In the spring of 1970, Dave King, the licensee of the "Westminster" Volkswagen dealership in New Westminster, B.C. approached me with the idea of my selling the camper to other VW dealers. There was, at the time, a real strain on getting Westfalia campers from VW. They were always in short supply to the extent that we never had any choice as to colour or options. We just took whatever they gave us. He had seen another camper set-up in a magazine (it was on the front cover in a forest setting). He then arranged for him to have the rights to produce this camper for Canada. The basic interior came from the USA factory (somewhere in California) I believe, and as memory serves me, here is the basic layout.

We began by using any new cargo van we could get our hands on, then we used window vans and finally sunroof models.

  1. A full length fibreglass roof that was tall enough in the centre that I at 6'2" would not hit my head on when I showed people the unit. Originally, we just used any van and cut the entire metal roof away and put on the fibreglass one. We only did a few with roofs from the US, then we produced on own. Our first six or so units did not have any windows in the roof section, but after that, we started to install them as an option. They were just off the shelf RV units that we picked up in Vancouver. Small rectangles with a sliding window and screen. I think they sold for about $50.00 each side. The most I remember being put on is three (left, right and back) but it looked funny.

  2. In the front, between the headlights, we installed the spare tyre holder that we found we had to be careful with otherwise our holding screws cut through some electrical wires. The spare was wrapped in aluminium foil so that the tyre would not stain throughout the plastic cover. The cover only came in a creamy colour and had the Sundial logo on it in the centre.

  3. Dash changes were for an optional twin cup/change/kleenex holder made of pine wood and stained to a dark brown to match the door panels. It went on the dash by the radio. If by chance we needed up with a white door panel unit we just stained them with brown shoe polish...ah the expertise......other options for the dash was a pine shelf unit that fitted under the dash and it was also stained. I believe the holder was $8.00 and the shelf $20.00. We also installed a steering wheel cover to match the interior. It was made in Langley out of real cowhide and laced with stained gut. It sold for $5.00. We installed an Am/Fm radio with six pushbuttons and a longer antennae for $100.00 it came with two extra speakers we installed in the doors towards the bottom of the panel. The radio was a Blaupunkt but everything else was just off the shelf.
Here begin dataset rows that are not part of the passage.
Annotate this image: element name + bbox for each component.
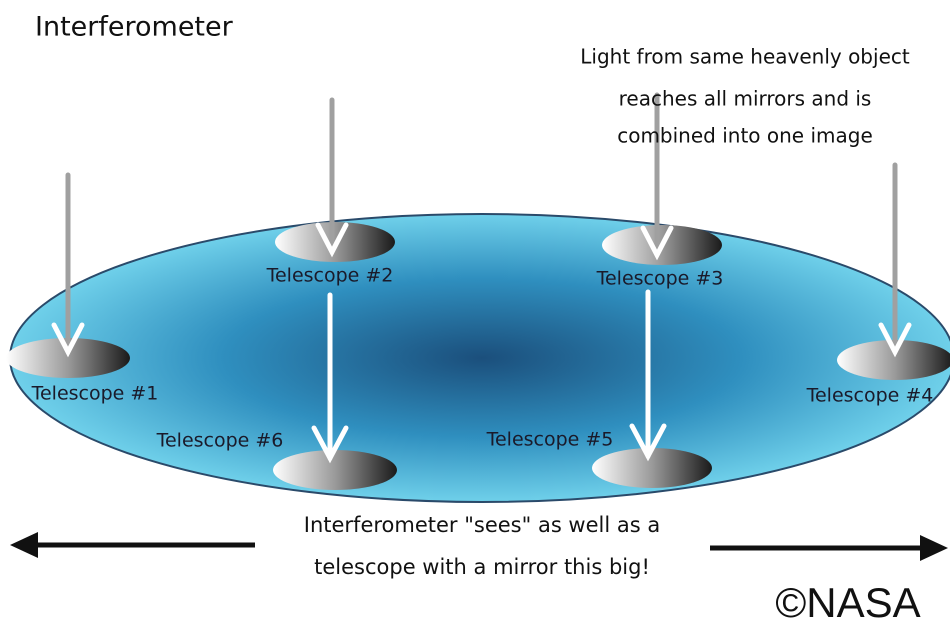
caption-line: Interferometer "sees" as well as a <box>304 513 660 537</box>
arrowhead <box>10 532 38 558</box>
telescope-label: Telescope #2 <box>266 265 394 287</box>
arrowhead <box>920 535 948 561</box>
telescope-label: Telescope #6 <box>156 430 284 452</box>
telescope-label: Telescope #3 <box>596 268 724 290</box>
mirror <box>273 450 397 490</box>
note-line: combined into one image <box>617 124 873 148</box>
mirror <box>592 448 712 488</box>
note-line: Light from same heavenly object <box>580 45 910 69</box>
caption-line: telescope with a mirror this big! <box>314 555 650 579</box>
telescope-label: Telescope #4 <box>806 385 934 407</box>
diagram: Interferometer Light from same heavenly … <box>0 0 950 630</box>
telescope-label: Telescope #1 <box>31 383 159 405</box>
credit: ©NASA <box>775 579 920 626</box>
telescope-label: Telescope #5 <box>486 429 614 451</box>
baseline-ellipse <box>10 214 950 502</box>
note-line: reaches all mirrors and is <box>619 87 872 111</box>
title: Interferometer <box>35 12 234 43</box>
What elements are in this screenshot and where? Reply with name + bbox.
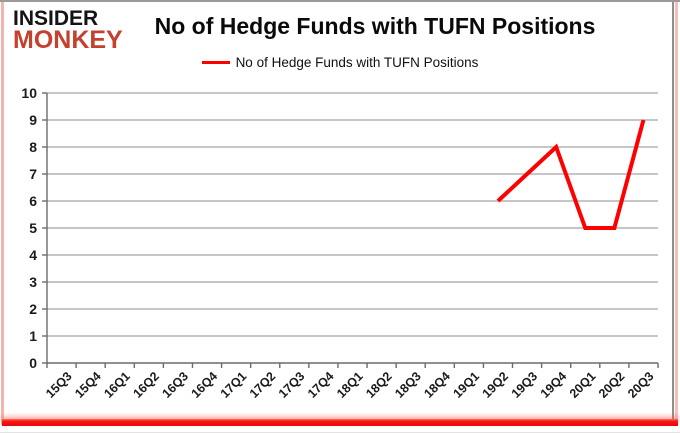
y-axis-tick-label: 4 [29,247,37,263]
x-axis-tick-label: 15Q4 [72,369,104,401]
x-axis-tick-label: 17Q1 [218,369,250,401]
y-axis-tick-label: 9 [29,112,37,128]
y-axis-tick-label: 2 [29,301,37,317]
card-right-border [675,2,678,425]
x-axis-tick-label: 20Q2 [596,369,628,401]
legend-line-swatch [201,61,230,64]
x-axis-tick-label: 17Q3 [276,369,308,401]
legend-label: No of Hedge Funds with TUFN Positions [235,55,479,70]
y-axis-tick-label: 5 [29,220,37,236]
card-right-shadow [672,2,674,425]
chart-legend: No of Hedge Funds with TUFN Positions [0,55,680,70]
x-axis-tick-label: 17Q4 [305,369,337,401]
x-axis-tick-label: 19Q1 [450,369,482,401]
insider-monkey-logo: INSIDER MONKEY [13,8,123,53]
x-axis-tick-label: 16Q1 [101,369,133,401]
x-axis-tick-label: 19Q2 [480,369,512,401]
x-axis-tick-label: 20Q3 [625,369,657,401]
x-axis-tick-label: 16Q3 [160,369,192,401]
x-axis-tick-label: 18Q1 [334,369,366,401]
x-axis-tick-label: 19Q3 [509,369,541,401]
x-axis-tick-label: 16Q2 [130,369,162,401]
y-axis-tick-label: 1 [29,328,37,344]
y-axis-tick-label: 6 [29,193,37,209]
chart-title: No of Hedge Funds with TUFN Positions [154,13,596,39]
card-left-border [1,2,4,425]
y-axis-tick-label: 3 [29,274,37,290]
x-axis-tick-label: 17Q2 [247,369,279,401]
card-top-border [0,0,680,2]
logo-word-monkey: MONKEY [13,26,123,54]
x-axis-tick-label: 18Q3 [392,369,424,401]
series-line [496,119,646,230]
y-axis-tick-label: 0 [29,355,37,371]
card-bottom-red-bar [2,419,678,426]
x-axis-tick-label: 19Q4 [538,369,570,401]
x-axis-tick-label: 20Q1 [567,369,599,401]
x-axis-tick-label: 15Q3 [43,369,75,401]
y-axis-tick-label: 7 [29,166,37,182]
y-axis-tick-label: 10 [21,85,37,101]
x-axis-tick-label: 18Q4 [421,369,453,401]
x-axis-tick-label: 18Q2 [363,369,395,401]
x-axis-tick-label: 16Q4 [189,369,221,401]
y-axis-tick-label: 8 [29,139,37,155]
logo-word-insider: INSIDER [13,7,99,30]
  4. The front seats were standard but we slipped over them a vinyl cover to match the interior. Sometimes, we charged for the seat covers but I do not remember what that was. And behind the driver's seat we had an optional head rest that sold for $20.00. It was just using up odds and ends of the vinyl but we sold almost all of the units with it. They varied in size but basically were a rectangle.
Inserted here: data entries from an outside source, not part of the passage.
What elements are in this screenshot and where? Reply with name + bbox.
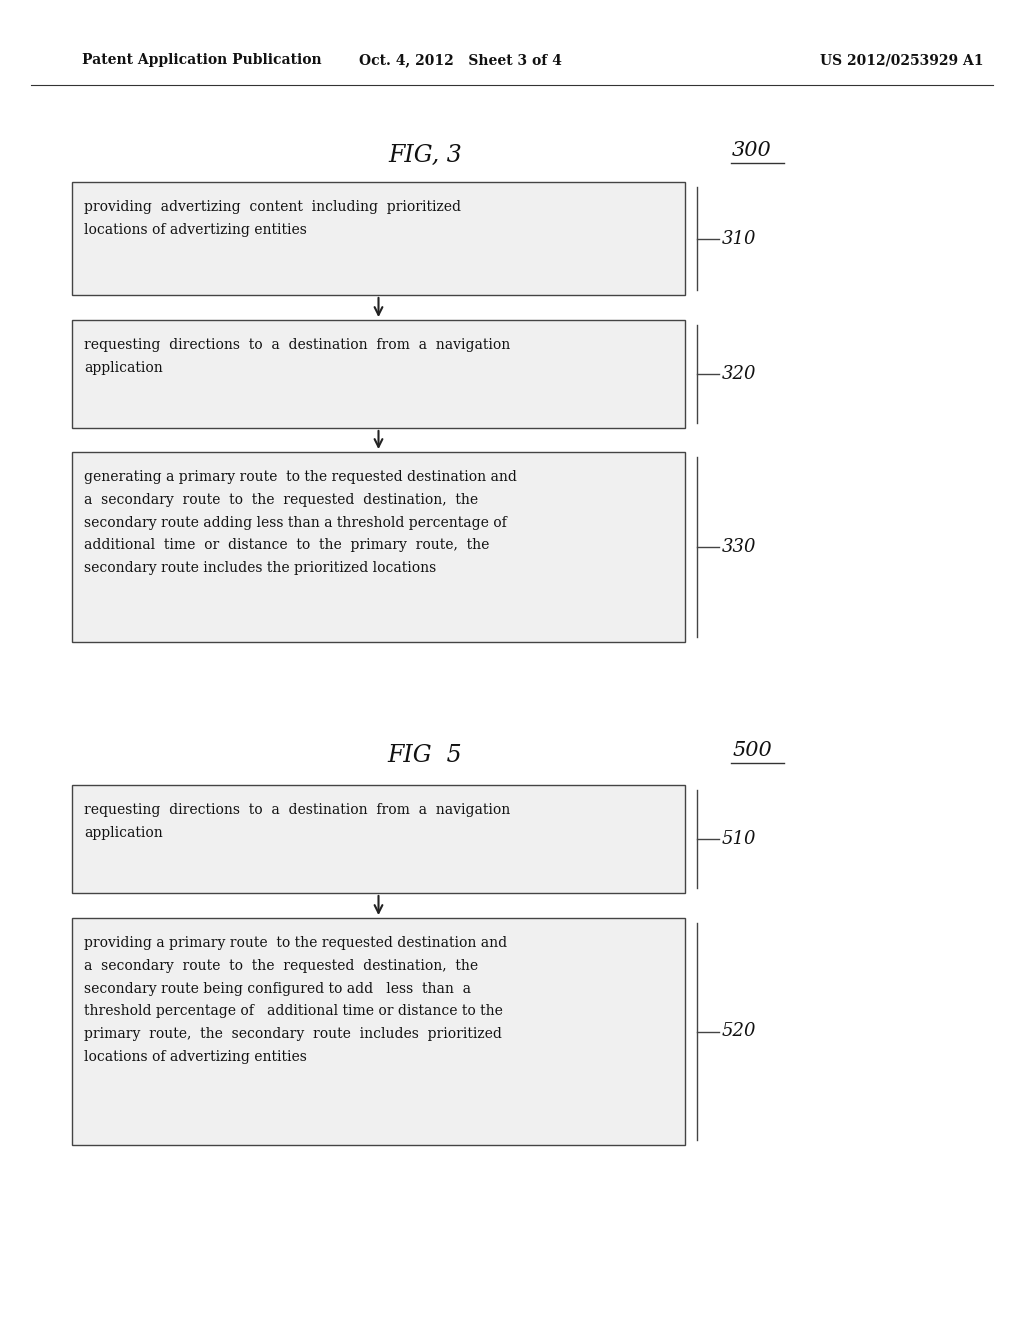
Text: requesting  directions  to  a  destination  from  a  navigation
application: requesting directions to a destination f… — [84, 338, 510, 375]
Text: requesting  directions  to  a  destination  from  a  navigation
application: requesting directions to a destination f… — [84, 803, 510, 840]
Text: 330: 330 — [722, 539, 757, 556]
Text: generating a primary route  to the requested destination and
a  secondary  route: generating a primary route to the reques… — [84, 470, 517, 576]
Bar — [72, 917, 685, 1144]
Text: Patent Application Publication: Patent Application Publication — [82, 53, 322, 67]
Text: 500: 500 — [732, 741, 772, 759]
Text: providing  advertizing  content  including  prioritized
locations of advertizing: providing advertizing content including … — [84, 201, 461, 236]
Text: 310: 310 — [722, 230, 757, 248]
Text: 320: 320 — [722, 366, 757, 383]
Text: FIG  5: FIG 5 — [388, 743, 462, 767]
Text: FIG, 3: FIG, 3 — [388, 144, 462, 166]
Bar — [72, 785, 685, 894]
Text: 520: 520 — [722, 1023, 757, 1040]
Text: 510: 510 — [722, 830, 757, 847]
Text: 300: 300 — [732, 140, 772, 160]
Bar — [72, 451, 685, 642]
Bar — [72, 182, 685, 294]
Text: Oct. 4, 2012   Sheet 3 of 4: Oct. 4, 2012 Sheet 3 of 4 — [359, 53, 562, 67]
Text: providing a primary route  to the requested destination and
a  secondary  route : providing a primary route to the request… — [84, 936, 507, 1064]
Text: US 2012/0253929 A1: US 2012/0253929 A1 — [819, 53, 983, 67]
Bar — [72, 319, 685, 428]
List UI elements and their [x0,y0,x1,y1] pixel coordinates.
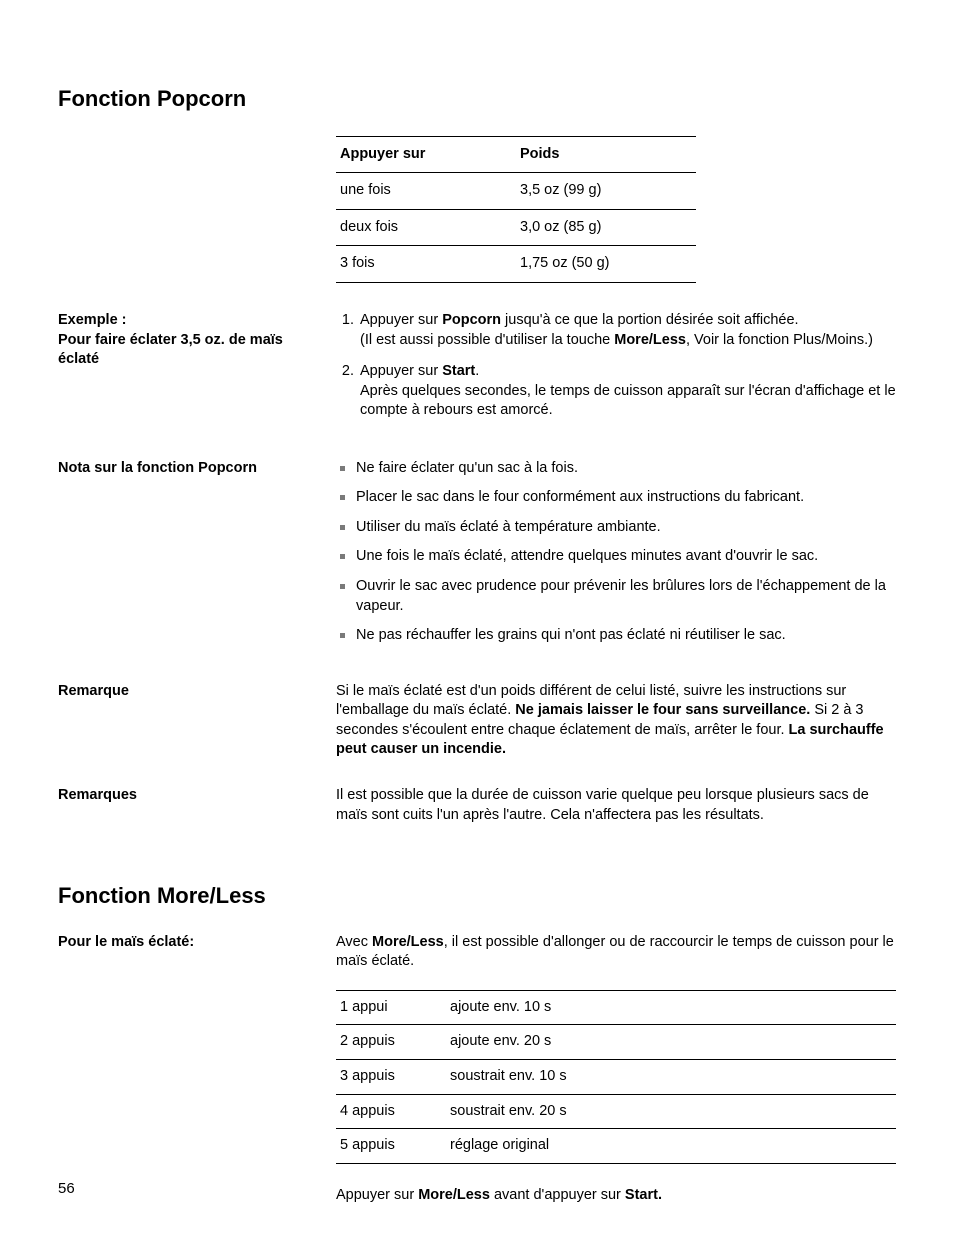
table-cell: 5 appuis [336,1129,446,1164]
nota-label: Nota sur la fonction Popcorn [58,459,336,479]
table-cell: 3 fois [336,246,516,283]
nota-row: Nota sur la fonction Popcorn Ne faire éc… [58,459,896,656]
text: Avec [336,934,372,950]
step-text: (Il est aussi possible d'utiliser la tou… [360,332,614,348]
table-cell: ajoute env. 20 s [446,1025,896,1060]
table-cell: réglage original [446,1129,896,1164]
example-label-line1: Exemple : [58,312,127,328]
step-text: , Voir la fonction Plus/Moins.) [686,332,873,348]
page-number: 56 [58,1179,75,1199]
moreless-table: 1 appui ajoute env. 10 s 2 appuis ajoute… [336,990,896,1164]
example-label: Exemple : Pour faire éclater 3,5 oz. de … [58,311,336,370]
list-item: Ouvrir le sac avec prudence pour préveni… [336,577,896,616]
remarque-row: Remarque Si le maïs éclaté est d'un poid… [58,682,896,760]
list-item: Placer le sac dans le four conformément … [336,488,896,508]
remarque-bold: Ne jamais laisser le four sans surveilla… [515,702,810,718]
example-label-line2: Pour faire éclater 3,5 oz. de maïs éclat… [58,332,283,368]
remarques-content: Il est possible que la durée de cuisson … [336,786,896,825]
table-header: Poids [516,136,696,173]
bold: More/Less [418,1187,490,1203]
table-cell: soustrait env. 20 s [446,1094,896,1129]
bold: More/Less [372,934,444,950]
step-text: Après quelques secondes, le temps de cui… [360,383,896,419]
example-row: Exemple : Pour faire éclater 3,5 oz. de … [58,311,896,433]
remarque-label: Remarque [58,682,336,702]
table-cell: 4 appuis [336,1094,446,1129]
step-item: Appuyer sur Start. Après quelques second… [358,362,896,421]
nota-list: Ne faire éclater qu'un sac à la fois. Pl… [336,459,896,646]
step-bold: Start [442,363,475,379]
table-cell: 1 appui [336,990,446,1025]
table-cell: une fois [336,173,516,210]
remarques-label: Remarques [58,786,336,806]
nota-content: Ne faire éclater qu'un sac à la fois. Pl… [336,459,896,656]
table-cell: 3 appuis [336,1060,446,1095]
example-steps: Appuyer sur Popcorn jusqu'à ce que la po… [336,311,896,421]
popcorn-table: Appuyer sur Poids une fois 3,5 oz (99 g)… [336,136,696,283]
list-item: Utiliser du maïs éclaté à température am… [336,518,896,538]
step-text: . [475,363,479,379]
table-header: Appuyer sur [336,136,516,173]
table-cell: ajoute env. 10 s [446,990,896,1025]
step-text: jusqu'à ce que la portion désirée soit a… [501,312,799,328]
table-cell: 2 appuis [336,1025,446,1060]
moreless-intro-text: Avec More/Less, il est possible d'allong… [336,933,896,972]
section-title-popcorn: Fonction Popcorn [58,84,896,114]
step-bold: Popcorn [442,312,501,328]
remarques-row: Remarques Il est possible que la durée d… [58,786,896,825]
list-item: Une fois le maïs éclaté, attendre quelqu… [336,547,896,567]
table-cell: 3,5 oz (99 g) [516,173,696,210]
table-cell: deux fois [336,209,516,246]
step-item: Appuyer sur Popcorn jusqu'à ce que la po… [358,311,896,350]
moreless-intro-row: Pour le maïs éclaté: Avec More/Less, il … [58,933,896,1206]
page: Fonction Popcorn Appuyer sur Poids une f… [0,0,954,1235]
example-content: Appuyer sur Popcorn jusqu'à ce que la po… [336,311,896,433]
bold: Start. [625,1187,662,1203]
table-cell: soustrait env. 10 s [446,1060,896,1095]
remarque-content: Si le maïs éclaté est d'un poids différe… [336,682,896,760]
list-item: Ne pas réchauffer les grains qui n'ont p… [336,626,896,646]
section-title-moreless: Fonction More/Less [58,881,896,911]
step-text: Appuyer sur [360,312,442,328]
text: Appuyer sur [336,1187,418,1203]
step-bold: More/Less [614,332,686,348]
text: avant d'appuyer sur [490,1187,625,1203]
moreless-intro-content: Avec More/Less, il est possible d'allong… [336,933,896,1206]
table-cell: 3,0 oz (85 g) [516,209,696,246]
moreless-intro-label: Pour le maïs éclaté: [58,933,336,953]
step-text: Appuyer sur [360,363,442,379]
moreless-footer: Appuyer sur More/Less avant d'appuyer su… [336,1186,896,1206]
table-cell: 1,75 oz (50 g) [516,246,696,283]
list-item: Ne faire éclater qu'un sac à la fois. [336,459,896,479]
  5. There are two other things I think I should mention. We installed a vinyl floor that went from front to back. I mean we took up everything and set this vinyl flooring down...glued it down good, too. Then, we sold floor mats and the carpeting as options. Second, we insulated everything everywhere. Sometimes, we got so carried away that you could hardly roll down the windows but it was warm in the Winter...especially since all units had to have the gas heater/furnace.

  6. Over the front seats, we installed hooks for the two pieces of pipe and canvas cot that was standard. We sold the units as capable of sleeping six, two up top, two on the cot, and two in the double bed.

  7. The curtains were installed using the same old push buttons as the Westfalia, except ours were bright and flowery. They came from the US and were marked "Made in India". They were much lighter in weight and in bright sunlight were almost see-through. They were hung by using the thin brown bungie cord instead of a top rail and snaps only on the bottom.